As it brought the People into publick Company, ſo it was ſurprizing how it brought them to crowd into the Churches, they inquir’d no more into who they ſat near to, or far from, what offenſive Smells they met with, or what condition the People ſeemed to be in, but looking upon themſelves all as ſo many dead Corpſes, they came to the Churches without the leaſt Caution, and crowded together, as if their Lives were of no Conſequence, compar’d to the Work which they came about there: Indeed, the Zeal which they ſhew’d in Coming, and the Earneſtneſs and Affection they ſhew’d in their Attention to what they heard, made it manifeſt what a Value People would all put upon the Worship of God, if they thought every Day they attended at the Church that it would be their Laſt.

Nor was it without other ſtrange Effects, for it took away all Manner of Prejudice at, or Scruple about the Perſon who they found in the Pulpit when they came to the Churches.
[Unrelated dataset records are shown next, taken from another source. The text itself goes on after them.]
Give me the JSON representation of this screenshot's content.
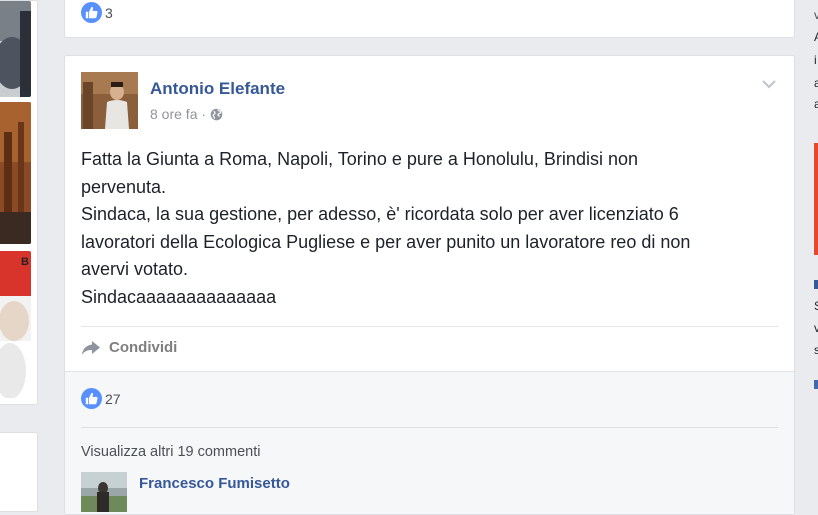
{
  "prev_post": {
    "like_count": "3"
  },
  "post": {
    "author": "Antonio Elefante",
    "time": "8 ore fa",
    "meta_sep": "·",
    "text_lines": [
      "Fatta la Giunta a Roma, Napoli, Torino e pure a Honolulu, Brindisi non",
      "pervenuta.",
      "Sindaca, la sua gestione, per adesso, è' ricordata solo per aver licenziato 6",
      "lavoratori della Ecologica Pugliese e per aver punito un lavoratore reo di non",
      "avervi votato.",
      "Sindacaaaaaaaaaaaaaa"
    ],
    "share_label": "Condividi",
    "like_count": "27",
    "more_comments": "Visualizza altri 19 commenti",
    "commenter": "Francesco Fumisetto"
  },
  "left_column": {
    "fragment": "B"
  },
  "right_column": {
    "fragments": [
      "v",
      "A",
      "i",
      "a",
      "a",
      "S",
      "v",
      "s"
    ]
  },
  "colors": {
    "page_bg": "#e9ebee",
    "link_blue": "#365899",
    "like_blue": "#5890ff",
    "meta_gray": "#90949c",
    "accent_red": "#e9472b"
  },
  "icons": [
    "like-icon",
    "globe-icon",
    "chevron-down-icon",
    "share-arrow-icon"
  ]
}
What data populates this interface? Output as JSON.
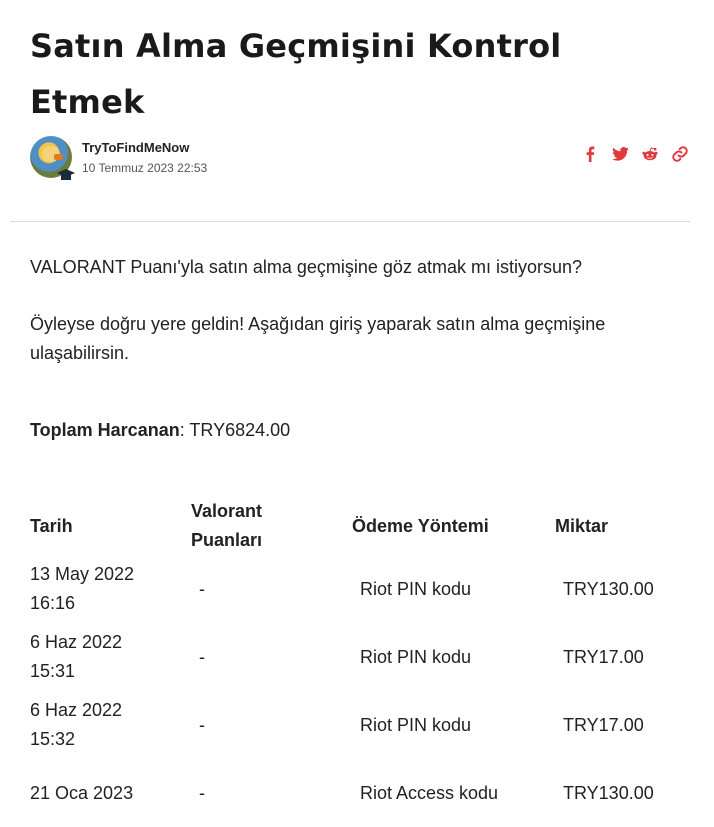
{
  "article": {
    "title": "Satın Alma Geçmişini Kontrol Etmek",
    "author": "TryToFindMeNow",
    "date": "10 Temmuz 2023 22:53"
  },
  "share_icons": [
    "facebook-icon",
    "twitter-icon",
    "reddit-icon",
    "link-icon"
  ],
  "colors": {
    "accent": "#e0393e",
    "divider": "#dadada",
    "text": "#222222"
  },
  "body": {
    "paragraph1": "VALORANT Puanı'yla satın alma geçmişine göz atmak mı istiyorsun?",
    "paragraph2": "Öyleyse doğru yere geldin! Aşağıdan giriş yaparak satın alma geçmişine ulaşabilirsin.",
    "total_label": "Toplam Harcanan",
    "total_value": ": TRY6824.00"
  },
  "table": {
    "headers": [
      "Tarih",
      "Valorant Puanları",
      "Ödeme Yöntemi",
      "Miktar"
    ],
    "rows": [
      {
        "date": "13 May 2022 16:16",
        "points": "-",
        "method": "Riot PIN kodu",
        "amount": "TRY130.00"
      },
      {
        "date": "6 Haz 2022 15:31",
        "points": "-",
        "method": "Riot PIN kodu",
        "amount": "TRY17.00"
      },
      {
        "date": "6 Haz 2022 15:32",
        "points": "-",
        "method": "Riot PIN kodu",
        "amount": "TRY17.00"
      },
      {
        "date": "21 Oca 2023",
        "points": "-",
        "method": "Riot Access kodu",
        "amount": "TRY130.00"
      }
    ]
  }
}
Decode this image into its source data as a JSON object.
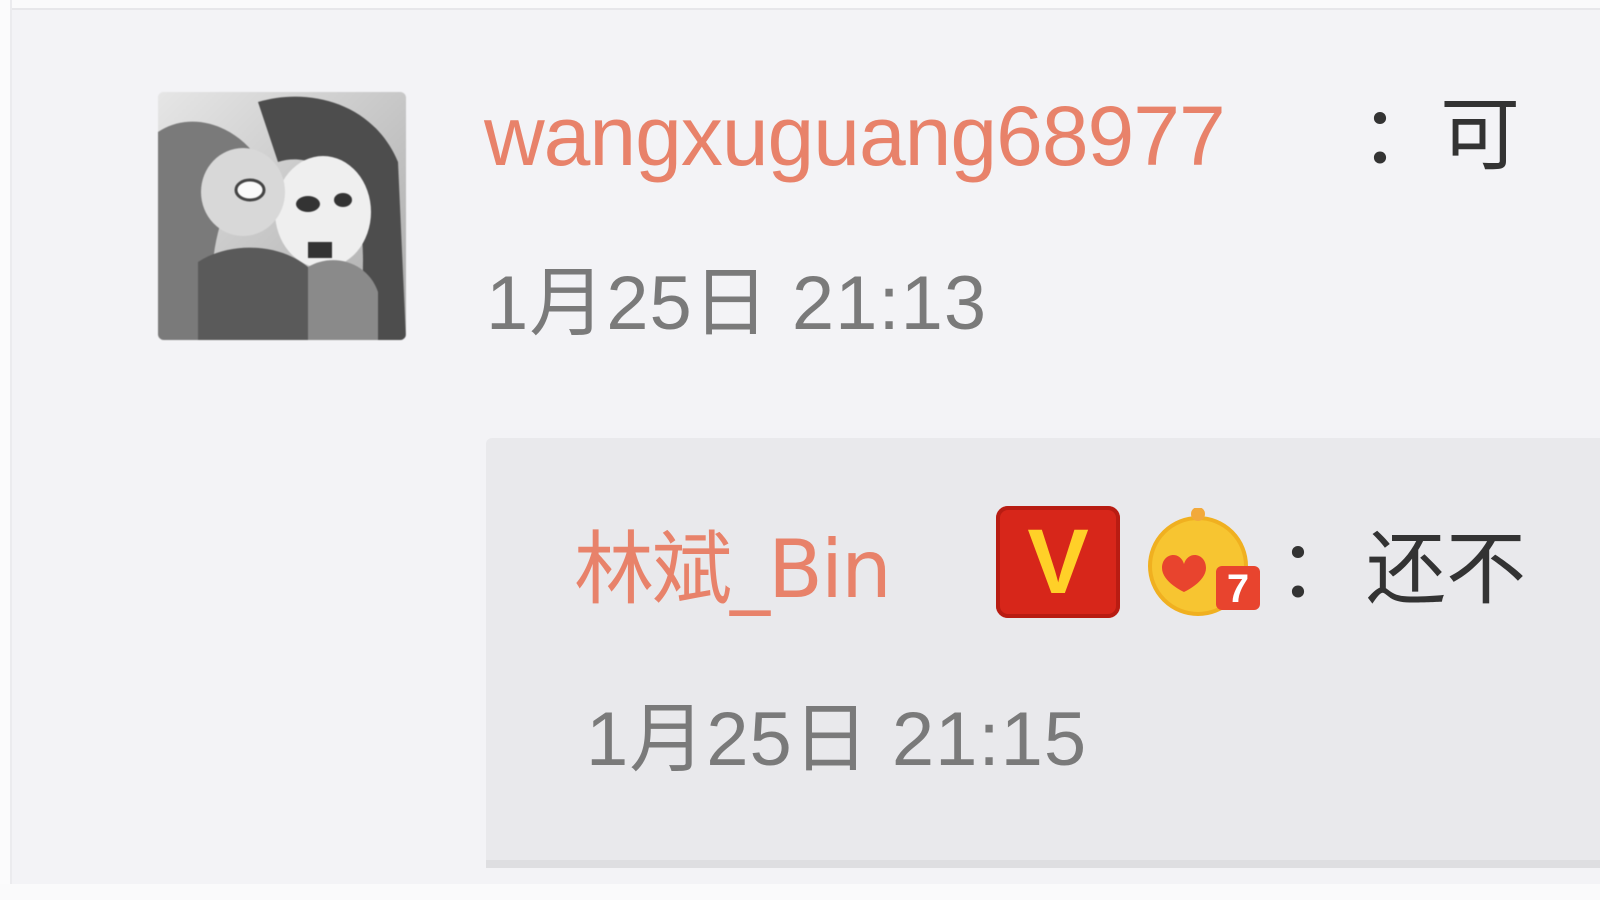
{
  "comment": {
    "author": "wangxuguang68977",
    "separator": "：",
    "text_visible": "可",
    "timestamp": "1月25日 21:13"
  },
  "reply": {
    "author": "林斌_Bin",
    "verified_badge": "V",
    "level_badge_icon": "vip-level-icon",
    "level_badge_number": "7",
    "separator": "：",
    "text_visible": "还不",
    "timestamp": "1月25日 21:15"
  },
  "colors": {
    "background": "#f3f3f6",
    "reply_background": "#e9e9ec",
    "username": "#e8826a",
    "body_text": "#333333",
    "timestamp": "#7a7a7a",
    "verified_badge_bg": "#d7261a",
    "verified_badge_fg": "#ffd028"
  }
}
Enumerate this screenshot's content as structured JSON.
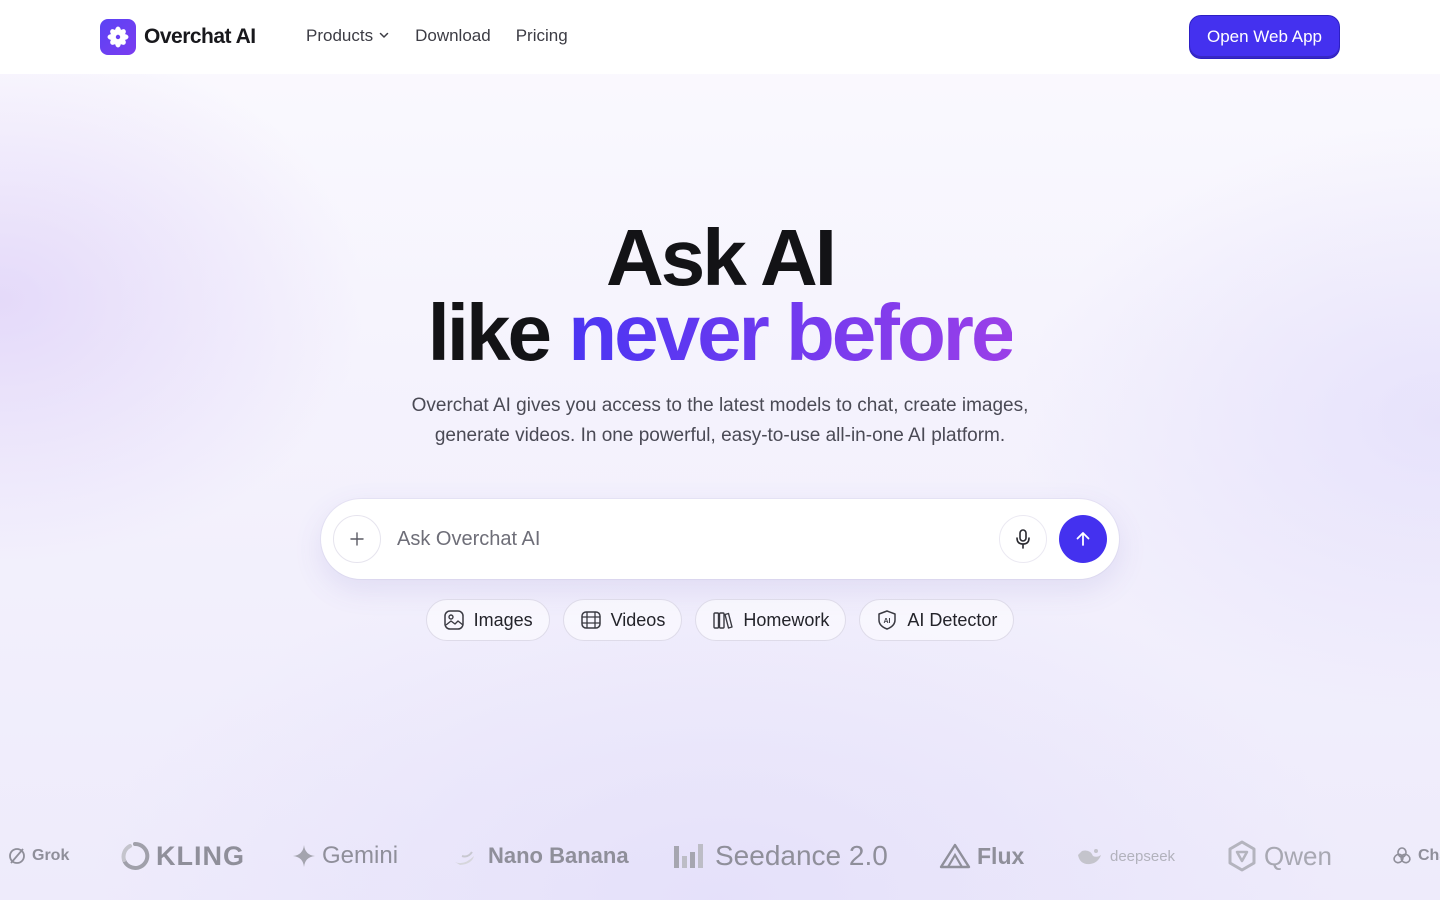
{
  "header": {
    "logo_text": "Overchat AI",
    "nav": [
      {
        "label": "Products",
        "has_dropdown": true
      },
      {
        "label": "Download",
        "has_dropdown": false
      },
      {
        "label": "Pricing",
        "has_dropdown": false
      }
    ],
    "cta_label": "Open Web App"
  },
  "hero": {
    "title_line1": "Ask AI",
    "title_line2_plain": "like",
    "title_line2_accent": "never before",
    "subtitle_line1": "Overchat AI gives you access to the latest models to chat, create images,",
    "subtitle_line2": "generate videos. In one powerful, easy-to-use all-in-one AI platform."
  },
  "search": {
    "placeholder": "Ask Overchat AI",
    "value": ""
  },
  "chips": [
    {
      "label": "Images",
      "icon": "image-icon"
    },
    {
      "label": "Videos",
      "icon": "video-icon"
    },
    {
      "label": "Homework",
      "icon": "books-icon"
    },
    {
      "label": "AI Detector",
      "icon": "shield-ai-icon"
    }
  ],
  "models": [
    {
      "name": "Grok",
      "icon": "grok-icon"
    },
    {
      "name": "KLING",
      "icon": "kling-icon"
    },
    {
      "name": "Gemini",
      "icon": "gemini-icon"
    },
    {
      "name": "Nano Banana",
      "icon": "banana-icon"
    },
    {
      "name": "Seedance 2.0",
      "icon": "seedance-icon"
    },
    {
      "name": "Flux",
      "icon": "flux-icon"
    },
    {
      "name": "deepseek",
      "icon": "deepseek-icon"
    },
    {
      "name": "Qwen",
      "icon": "qwen-icon"
    },
    {
      "name": "Cha",
      "icon": "chatgpt-icon"
    }
  ],
  "colors": {
    "accent": "#4431ef",
    "gradient_start": "#4b35f2",
    "gradient_end": "#9a3fe8",
    "logo_gray": "#8f8f9a"
  }
}
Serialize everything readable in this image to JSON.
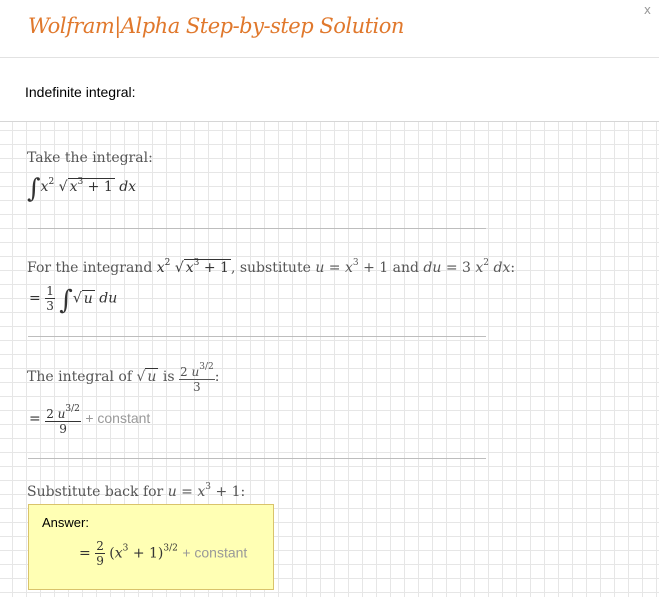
{
  "header": {
    "brand": "Wolfram|Alpha Step-by-step Solution",
    "close": "x"
  },
  "subtitle": "Indefinite integral:",
  "steps": {
    "s1": {
      "text": "Take the integral:"
    },
    "s2": {
      "pre": "For the integrand",
      "mid": ", substitute",
      "and": "and",
      "end": ":"
    },
    "s3": {
      "pre": "The integral of",
      "is": "is",
      "end": ":",
      "constant": "+ constant"
    },
    "s4": {
      "text": "Substitute back for"
    }
  },
  "answer": {
    "label": "Answer:",
    "constant": "+ constant"
  }
}
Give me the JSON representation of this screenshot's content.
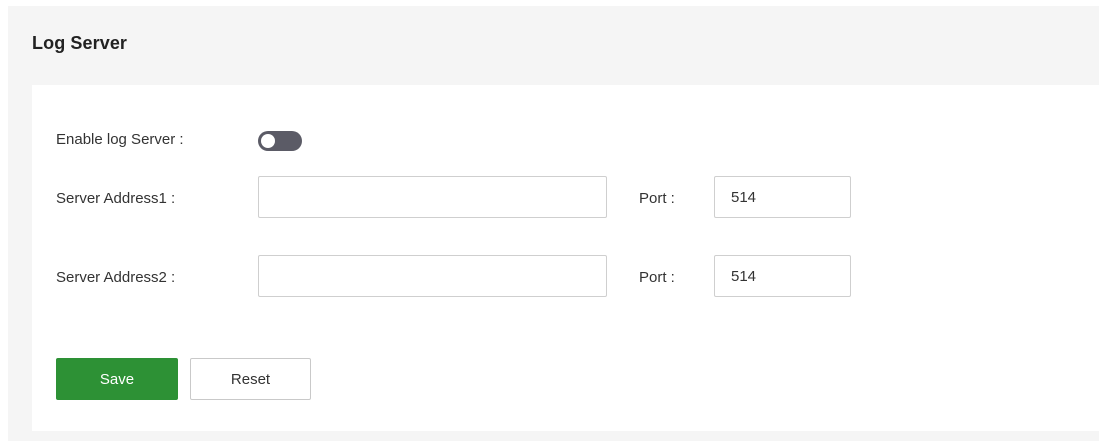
{
  "panel": {
    "title": "Log Server"
  },
  "form": {
    "enable_label": "Enable log Server :",
    "enable_state": "off",
    "server_address1": {
      "label": "Server Address1 :",
      "value": "",
      "port_label": "Port :",
      "port_value": "514"
    },
    "server_address2": {
      "label": "Server Address2 :",
      "value": "",
      "port_label": "Port :",
      "port_value": "514"
    }
  },
  "actions": {
    "save_label": "Save",
    "reset_label": "Reset"
  },
  "colors": {
    "primary": "#2d9135",
    "toggle_off": "#5b5b66",
    "panel_background": "#f5f5f5"
  }
}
It cannot be doubted, but that many of the Miniſters of the Pariſh-Churches were cut off among others in ſo common and ſo dreadful a Calamity; and others had not Courage enough to ſtand it, but removed into the Country as they found Means for Eſcape, as then ſome Pariſh-Churches were quite vacant and forſaken, the People made no Scruple of deſiring ſuch Diſſenters as had been a few Years before depriv’d of their Livings, by Virtue of the Act of Parliament call’d, The Act of Uniformity to preach in the Churches, nor did the Church Miniſters in that Caſe make any Difficulty of accepting their Aſſiſtance, ſo that many of thoſe who they called ſilenced Miniſters, had their Mouths open’d on this Occaſion, and preach’d publickly to the People.